The president also wished Abbas a happy Ramadan and successful recovery following his hospitalization last month.
The PA’s official Wafa news agency only reported on the latter part of the conversation.
Abbas was admitted on May 20 to the Istishari Arab Hospital near Ramallah in the West Bank with complications following an ear operation, including high fever.
Officials later confirmed he was being treated for pneumonia.
Fires caused by kites and helium balloons rigged with incendiary devices or attached to burning rags and launched over the border have become almost daily occurrences for residents of southern Israel since the start of the “March of Return” protests along the border at the end of March.
Israeli officials have said that since the start of the protests at the Gaza border, there have been more than 200 fires in the Gaza periphery, destroying some 17,500 dunams (4,300 acres) of land, the majority of it in nature reserves and parks.
According to the Nature and Parks Authority, approximately 10,000 dunams in parks and reserves in southern Israel were burned. Though a spokesperson for the authority said investigations were still underway to determine exactly how much of that was caused by incendiary kites and balloons, and how much was from other sources.

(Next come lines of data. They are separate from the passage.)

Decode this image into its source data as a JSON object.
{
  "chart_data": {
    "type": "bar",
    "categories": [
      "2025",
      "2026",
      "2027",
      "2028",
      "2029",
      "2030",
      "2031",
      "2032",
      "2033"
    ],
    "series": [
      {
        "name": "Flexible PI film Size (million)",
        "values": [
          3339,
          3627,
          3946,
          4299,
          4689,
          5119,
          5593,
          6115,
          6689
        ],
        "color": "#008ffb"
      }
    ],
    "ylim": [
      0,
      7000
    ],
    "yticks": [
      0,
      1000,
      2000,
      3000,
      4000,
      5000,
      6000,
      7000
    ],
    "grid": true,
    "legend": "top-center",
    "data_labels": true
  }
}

On Sunday, Prime Minister Benjamin Netanyahu ordered that funds be withheld from the Palestinian Authority to compensate Israeli farmers living on the Gaza border who had their agricultural lands destroyed.
A statement from Netanyahu’s office didn’t disclose how much would be deducted. Amir Dan, a Tax Authority official, told Army Radio that agricultural damage alone stood at NIS 5 million ($1.4 million) and that damage caused to nature reserves and other land could drive up the figure.